Working with an innovation lab in Mumbai, Arwan and his brother, Drish, are developing the Smart Zone-Based Mist Dispersion System for auto-rickshaws. Built on a Raspberry Pi Zero with GPS integration and real-time Air Quality Index data, the device uses sensors to detect PM2.5 and PM10 levels. When a rickshaw enters a high-pollution zone, it automatically activates a fine water mist in the driver's breathing space, reducing particulate matter and improving humidity to ease respiratory stress. Manual controls via potentiometers let drivers adjust mist intensity without compromising visibility or safety.
The hardware is built around a small single-board controller, a mist sprayer powered by USB in the rickshaw, a compact pump and a handful of sensors. Key constraints shaped the design: no structural changes to vehicles, minimal maintenance, no visibility compromise, and low cost.
The prototype also logs events. The teenage brothers are building an app that captures where misting triggers most often. The plan is twofold. First, the map can give drivers practical routing information to avoid pollution. Second, aggregated data can help NGOs and city planners identify pollution hotspots that official networks miss.
The device can be retrofitted, allowing installation on existing rickshaws already on the road. Financially, it can be implemented via subsidy partnerships, manufacturer CSR or local financing models.
There are engineering challenges. Mist volume must be calibrated so humidity does not irritate drivers and so visibility remains safe. Water quality matters. And the system must be rugged to survive Mumbai’s monsoon and rough roads. These constraints guide testing at the innovation lab now.
This duo of tech enthusiasts led their robotics team to major wins at the FIRST Tech Challenge, including top awards in the Central Asian and Indian National Championships.
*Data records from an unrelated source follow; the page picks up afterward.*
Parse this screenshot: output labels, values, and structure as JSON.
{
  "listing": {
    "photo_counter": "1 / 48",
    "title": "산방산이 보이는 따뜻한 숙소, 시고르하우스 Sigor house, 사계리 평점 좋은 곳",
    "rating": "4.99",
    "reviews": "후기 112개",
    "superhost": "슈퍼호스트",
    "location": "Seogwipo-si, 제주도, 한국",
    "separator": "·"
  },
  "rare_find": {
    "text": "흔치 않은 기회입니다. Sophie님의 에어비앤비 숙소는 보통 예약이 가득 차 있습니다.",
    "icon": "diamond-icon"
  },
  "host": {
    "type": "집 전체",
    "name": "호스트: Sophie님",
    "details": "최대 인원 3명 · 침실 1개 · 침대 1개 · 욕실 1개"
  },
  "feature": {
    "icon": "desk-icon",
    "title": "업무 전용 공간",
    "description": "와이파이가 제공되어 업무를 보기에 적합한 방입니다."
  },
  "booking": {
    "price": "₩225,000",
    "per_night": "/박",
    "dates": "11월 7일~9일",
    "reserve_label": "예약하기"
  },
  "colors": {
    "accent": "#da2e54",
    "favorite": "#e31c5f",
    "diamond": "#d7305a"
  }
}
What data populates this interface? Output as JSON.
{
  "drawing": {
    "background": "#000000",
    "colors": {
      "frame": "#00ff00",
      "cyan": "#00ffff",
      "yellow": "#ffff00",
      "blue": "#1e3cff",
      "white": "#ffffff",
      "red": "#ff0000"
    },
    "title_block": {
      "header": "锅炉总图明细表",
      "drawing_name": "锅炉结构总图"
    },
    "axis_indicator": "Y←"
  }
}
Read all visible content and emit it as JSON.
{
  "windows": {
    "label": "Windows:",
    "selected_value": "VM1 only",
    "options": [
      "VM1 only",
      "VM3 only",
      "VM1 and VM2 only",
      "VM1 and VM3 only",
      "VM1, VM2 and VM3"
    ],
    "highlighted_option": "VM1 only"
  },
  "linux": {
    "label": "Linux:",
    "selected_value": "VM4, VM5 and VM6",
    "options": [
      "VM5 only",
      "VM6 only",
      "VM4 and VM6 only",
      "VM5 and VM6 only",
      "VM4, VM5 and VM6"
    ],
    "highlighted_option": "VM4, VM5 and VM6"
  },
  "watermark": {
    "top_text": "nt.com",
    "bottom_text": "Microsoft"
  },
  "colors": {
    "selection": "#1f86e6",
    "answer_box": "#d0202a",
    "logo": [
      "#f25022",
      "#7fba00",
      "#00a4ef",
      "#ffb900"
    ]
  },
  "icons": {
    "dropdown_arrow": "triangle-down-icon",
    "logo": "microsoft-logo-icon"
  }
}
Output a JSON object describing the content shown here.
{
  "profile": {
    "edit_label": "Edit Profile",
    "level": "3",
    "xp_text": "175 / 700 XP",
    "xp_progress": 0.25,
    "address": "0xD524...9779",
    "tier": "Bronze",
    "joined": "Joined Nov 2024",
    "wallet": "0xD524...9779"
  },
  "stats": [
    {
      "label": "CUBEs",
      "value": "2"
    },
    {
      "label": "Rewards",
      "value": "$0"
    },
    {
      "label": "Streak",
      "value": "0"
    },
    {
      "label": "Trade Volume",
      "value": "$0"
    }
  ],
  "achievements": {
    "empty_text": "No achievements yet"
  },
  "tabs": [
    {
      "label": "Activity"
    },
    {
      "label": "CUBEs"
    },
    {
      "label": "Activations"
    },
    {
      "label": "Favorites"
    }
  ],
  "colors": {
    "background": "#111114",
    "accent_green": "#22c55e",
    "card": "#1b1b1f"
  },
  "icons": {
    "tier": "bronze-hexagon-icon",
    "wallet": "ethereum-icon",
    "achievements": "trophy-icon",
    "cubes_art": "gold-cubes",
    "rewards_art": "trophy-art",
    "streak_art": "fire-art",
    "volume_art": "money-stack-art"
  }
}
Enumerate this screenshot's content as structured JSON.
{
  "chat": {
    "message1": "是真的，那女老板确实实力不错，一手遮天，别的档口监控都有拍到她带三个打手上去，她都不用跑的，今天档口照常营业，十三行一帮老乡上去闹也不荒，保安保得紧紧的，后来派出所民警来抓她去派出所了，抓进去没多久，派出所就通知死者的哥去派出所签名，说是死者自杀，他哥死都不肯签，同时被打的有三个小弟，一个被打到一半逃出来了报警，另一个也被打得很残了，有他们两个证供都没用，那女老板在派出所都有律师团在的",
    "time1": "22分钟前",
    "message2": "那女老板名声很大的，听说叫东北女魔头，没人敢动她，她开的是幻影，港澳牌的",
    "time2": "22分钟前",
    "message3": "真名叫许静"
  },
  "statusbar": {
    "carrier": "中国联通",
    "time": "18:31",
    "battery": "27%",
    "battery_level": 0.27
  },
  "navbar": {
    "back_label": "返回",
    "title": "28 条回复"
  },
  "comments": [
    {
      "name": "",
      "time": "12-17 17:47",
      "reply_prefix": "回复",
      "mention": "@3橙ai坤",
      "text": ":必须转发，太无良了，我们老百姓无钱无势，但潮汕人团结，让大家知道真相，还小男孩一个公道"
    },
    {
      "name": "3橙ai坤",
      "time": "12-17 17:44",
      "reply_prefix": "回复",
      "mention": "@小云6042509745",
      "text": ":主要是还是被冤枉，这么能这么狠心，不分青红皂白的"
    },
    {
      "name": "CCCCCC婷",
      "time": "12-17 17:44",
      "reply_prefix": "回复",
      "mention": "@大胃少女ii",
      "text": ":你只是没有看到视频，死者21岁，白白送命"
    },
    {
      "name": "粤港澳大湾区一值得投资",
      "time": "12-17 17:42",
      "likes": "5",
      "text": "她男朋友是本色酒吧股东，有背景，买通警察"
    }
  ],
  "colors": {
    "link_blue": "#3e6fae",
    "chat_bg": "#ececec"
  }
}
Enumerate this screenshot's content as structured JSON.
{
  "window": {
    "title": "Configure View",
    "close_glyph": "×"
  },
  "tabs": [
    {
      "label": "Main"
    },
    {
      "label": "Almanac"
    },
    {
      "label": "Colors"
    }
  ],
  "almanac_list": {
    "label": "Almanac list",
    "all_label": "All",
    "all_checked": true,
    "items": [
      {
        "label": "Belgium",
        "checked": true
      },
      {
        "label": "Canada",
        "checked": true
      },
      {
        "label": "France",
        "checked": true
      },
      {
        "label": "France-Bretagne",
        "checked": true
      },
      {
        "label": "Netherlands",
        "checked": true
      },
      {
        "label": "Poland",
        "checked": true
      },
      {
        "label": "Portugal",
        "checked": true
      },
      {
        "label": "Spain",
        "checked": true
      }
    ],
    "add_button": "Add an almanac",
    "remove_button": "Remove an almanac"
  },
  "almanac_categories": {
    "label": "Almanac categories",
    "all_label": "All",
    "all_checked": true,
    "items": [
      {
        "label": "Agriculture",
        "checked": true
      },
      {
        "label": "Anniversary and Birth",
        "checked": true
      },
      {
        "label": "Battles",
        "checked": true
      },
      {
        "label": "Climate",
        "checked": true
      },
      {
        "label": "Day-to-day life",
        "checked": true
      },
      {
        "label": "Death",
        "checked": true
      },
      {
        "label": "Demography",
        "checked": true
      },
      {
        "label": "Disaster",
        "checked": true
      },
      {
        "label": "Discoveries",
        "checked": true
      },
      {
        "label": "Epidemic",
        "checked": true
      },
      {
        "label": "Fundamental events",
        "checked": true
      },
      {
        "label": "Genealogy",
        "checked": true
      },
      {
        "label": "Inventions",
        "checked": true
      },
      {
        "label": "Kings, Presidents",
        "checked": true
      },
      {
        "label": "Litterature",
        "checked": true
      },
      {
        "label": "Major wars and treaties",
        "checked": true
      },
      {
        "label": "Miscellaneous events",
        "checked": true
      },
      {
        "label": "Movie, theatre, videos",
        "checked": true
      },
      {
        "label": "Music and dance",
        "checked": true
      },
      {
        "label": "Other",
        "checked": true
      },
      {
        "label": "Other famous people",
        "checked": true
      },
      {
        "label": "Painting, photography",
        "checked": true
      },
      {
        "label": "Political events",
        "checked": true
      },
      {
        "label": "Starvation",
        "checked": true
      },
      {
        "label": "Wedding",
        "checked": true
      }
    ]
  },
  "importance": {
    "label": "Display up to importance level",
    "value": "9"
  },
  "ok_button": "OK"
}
But his real focus has always been building systems that function in real-world conditions, not ideal ones. The mist dispersion system reflects that philosophy—it doesn't require government urban policy shifts or infrastructure overhauls. It works within the constraints drivers already face.
"I don't want to design systems for the ideal world," says Arwan. "I want to design for Mumbai."
The project also demonstrates an important shift in student work; mentored internships that place students inside community problems produce prototypes that are practical and empathetic. His approach is small in scale and precise in purpose, offering a model for student engineering that respects constraints and prioritises the people who live the problem.
In short, the device won't solve urban air pollution. But for drivers whose economic reality forces them to choose between earning a living and protecting their health, it could offer a few square feet of breathable air—and a recognition that their lungs matter too.